Not both of them. Him specifically, his body relocating ten metres forward toward the far end of the floor while she remained in her position, the selectivity of her teleport demonstrating a precision he had not known it had, and the ten metres made the difference, his momentum carrying him through the transition point at the floor's far end, hands finding the first step of the stairs going up, body following before the creature's next stride landed.
He hit the stairs hard. His left knee took the edge of a step at a bad angle and his HP dropped 340 points from the impact, which was not the creature's doing and which he processed as embarrassing rather than alarming, and he was up the first eight steps before he had finished processing it.

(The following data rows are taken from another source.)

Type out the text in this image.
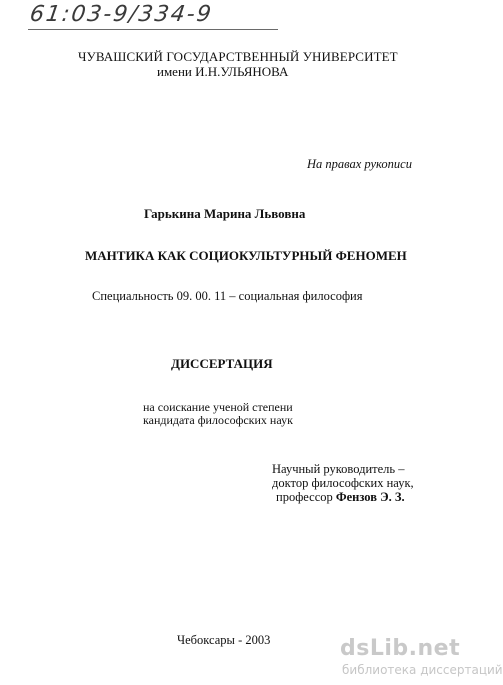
61:03-9/334-9
ЧУВАШСКИЙ ГОСУДАРСТВЕННЫЙ УНИВЕРСИТЕТ
имени И.Н.УЛЬЯНОВА
На правах рукописи
Гарькина Марина Львовна
МАНТИКА КАК СОЦИОКУЛЬТУРНЫЙ ФЕНОМЕН
Специальность 09. 00. 11 – социальная философия
ДИССЕРТАЦИЯ
на соискание ученой степени
кандидата философских наук
Научный руководитель –
доктор философских наук,
профессор Фензов Э. З.
Чебоксары - 2003	dsLib.net
библиотека диссертаций
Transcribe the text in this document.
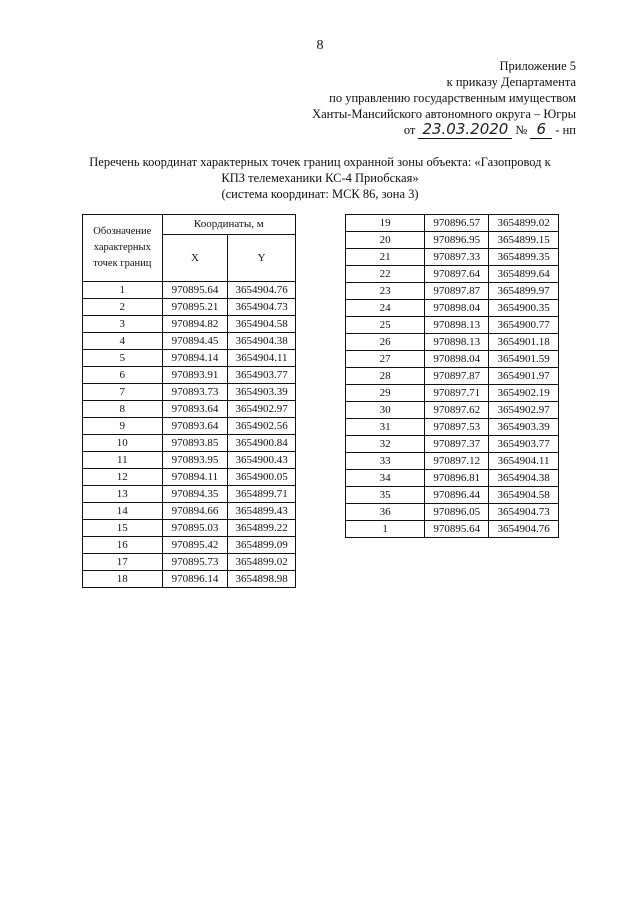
8
Приложение 5
к приказу Департамента
по управлению государственным имуществом
Ханты-Мансийского автономного округа – Югры
от 23.03.2020 № 6 - нп
Перечень координат характерных точек границ охранной зоны объекта: «Газопровод к
КПЗ телемеханики КС-4 Приобская»
(система координат: МСК 86, зона 3)
Обозначение
характерных
точек границ	Координаты, м	
	X	Y
1	970895.64	3654904.76
2	970895.21	3654904.73
3	970894.82	3654904.58
4	970894.45	3654904.38
5	970894.14	3654904.11
6	970893.91	3654903.77
7	970893.73	3654903.39
8	970893.64	3654902.97
9	970893.64	3654902.56
10	970893.85	3654900.84
11	970893.95	3654900.43
12	970894.11	3654900.05
13	970894.35	3654899.71
14	970894.66	3654899.43
15	970895.03	3654899.22
16	970895.42	3654899.09
17	970895.73	3654899.02
18	970896.14	3654898.98
19	970896.57	3654899.02
20	970896.95	3654899.15
21	970897.33	3654899.35
22	970897.64	3654899.64
23	970897.87	3654899.97
24	970898.04	3654900.35
25	970898.13	3654900.77
26	970898.13	3654901.18
27	970898.04	3654901.59
28	970897.87	3654901.97
29	970897.71	3654902.19
30	970897.62	3654902.97
31	970897.53	3654903.39
32	970897.37	3654903.77
33	970897.12	3654904.11
34	970896.81	3654904.38
35	970896.44	3654904.58
36	970896.05	3654904.73
1	970895.64	3654904.76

She appeared beside him at step nine.
He did not stop moving until they were thirty steps up and the sound of the creature below had stopped reaching them through Air Sense's range. Then he pressed his back against the stairwell wall and checked his HP.
[HP: 28,060/28,400]
340 from hitting a step wrong. He looked at the number and thought about the creature's closing speed and what 340 HP would have looked like if the impact had been from the creature rather than the stairs.
He looked at her.
She was looking at the stairs below them, Air Sense confirming the creature had not followed, and then she looked at him with the amber eyes and made the low resonant sound.
He counted. That was the seventh instance.
"I know," he said.
He checked the Void Pool. The Null Field's passive absorption of the tower's ambient thermal output had charged it substantially during the eleven-minute floor crossing.
[Void Pool: 287/500]
He filed that as a resource that would accumulate whether he was doing anything useful or not and turned toward the stairs going up.